Red State — real men would be planning their revolution from deep in the woods of Montana by now, eating the testicles of wolves they had killed with their bare hands. Seriously, you should try it! It’ll be just like playing a video game, we promise!
bjkeefe:
LOLz.
But why was the pitcher cropped to omit showing Michelle Malkin jamming an ivory handle, fondue fork into the kid’s back?
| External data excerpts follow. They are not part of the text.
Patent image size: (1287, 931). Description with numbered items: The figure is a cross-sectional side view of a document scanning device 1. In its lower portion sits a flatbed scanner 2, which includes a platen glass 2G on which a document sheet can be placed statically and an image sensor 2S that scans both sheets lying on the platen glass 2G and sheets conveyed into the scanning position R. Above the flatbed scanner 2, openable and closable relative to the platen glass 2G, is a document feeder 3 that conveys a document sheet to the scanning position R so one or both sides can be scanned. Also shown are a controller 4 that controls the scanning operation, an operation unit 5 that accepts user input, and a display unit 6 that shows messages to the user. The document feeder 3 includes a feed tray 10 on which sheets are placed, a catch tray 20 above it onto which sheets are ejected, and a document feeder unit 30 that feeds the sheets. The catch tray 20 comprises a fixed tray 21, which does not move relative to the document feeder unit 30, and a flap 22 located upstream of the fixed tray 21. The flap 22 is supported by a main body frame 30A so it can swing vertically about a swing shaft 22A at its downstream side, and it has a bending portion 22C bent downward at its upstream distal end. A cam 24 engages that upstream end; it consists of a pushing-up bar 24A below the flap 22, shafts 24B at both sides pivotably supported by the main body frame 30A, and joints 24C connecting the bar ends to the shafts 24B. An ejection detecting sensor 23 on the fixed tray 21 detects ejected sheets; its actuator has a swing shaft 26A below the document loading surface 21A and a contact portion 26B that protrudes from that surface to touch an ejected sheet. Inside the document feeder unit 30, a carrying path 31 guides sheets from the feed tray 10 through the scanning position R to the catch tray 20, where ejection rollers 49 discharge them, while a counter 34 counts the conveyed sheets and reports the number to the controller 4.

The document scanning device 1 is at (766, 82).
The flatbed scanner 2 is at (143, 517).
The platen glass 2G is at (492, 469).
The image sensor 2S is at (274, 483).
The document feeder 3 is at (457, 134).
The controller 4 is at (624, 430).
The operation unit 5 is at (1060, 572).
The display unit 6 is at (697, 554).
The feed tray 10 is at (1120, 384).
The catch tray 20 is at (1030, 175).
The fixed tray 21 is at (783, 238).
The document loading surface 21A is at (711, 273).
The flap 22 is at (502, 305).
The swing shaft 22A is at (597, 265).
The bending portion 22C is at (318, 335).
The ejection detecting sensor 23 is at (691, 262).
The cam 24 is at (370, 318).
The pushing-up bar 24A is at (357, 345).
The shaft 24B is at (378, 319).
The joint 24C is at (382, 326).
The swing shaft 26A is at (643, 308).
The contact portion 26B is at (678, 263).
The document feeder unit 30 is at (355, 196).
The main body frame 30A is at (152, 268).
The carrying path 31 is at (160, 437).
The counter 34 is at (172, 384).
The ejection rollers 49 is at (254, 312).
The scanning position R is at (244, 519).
I shall send a stern note of complaint about this to the Cato Institute. Yeah.
“Red State Strike Force” …. Wolvereeens!!
“These guys have named themselves the “Red State Strike Force,” designed themselves a soldier-type patch, and are flexing their militaristic muscles by … mailing frat gag gifts to their own senators?”
These guys are the Trekkies of political movements.
Maus: “These guys are the Trekkies of political movements.”
Except that Trekies know when to put phasers on stun.
Ask General Jack Ripper might say, they seek to preserve their Purity of Essence.
It must be very convenient to carry your wife around with you in the pouch of your jowls like that.
My face…it’s melting! melting! Oh, what a world! What a world!
Nigerian Business Executive: I’ve never seen a supermarket-selection of dried scrotum. I have seen some weird stuff at Chinese markets, but that’s not really commonly available.
Must be stuff behind Barry’s wax figure at Jim’s local Safeway?
Can you buy them with hobo food stamps though?
Boy, those Red Staters sure can have a good time. And all while they timidly skirt around using the word ‘nuts’ (why I wonder).
Anyway, let the infighting continue. Maybe the next best Strike Force action can involve Oreos to the new RNC Chair.
Comments are open:
http://www.dontgomovement.com/blog/2009/01/30/rncchair/comment-page-1/#comment-1370
S.Luggo: A fair question, and maybe worth considering for v2.0 of the poster. When I made that, it seemed that Trike Force were more than capable of crying on their own; i.e., without need of outside agency.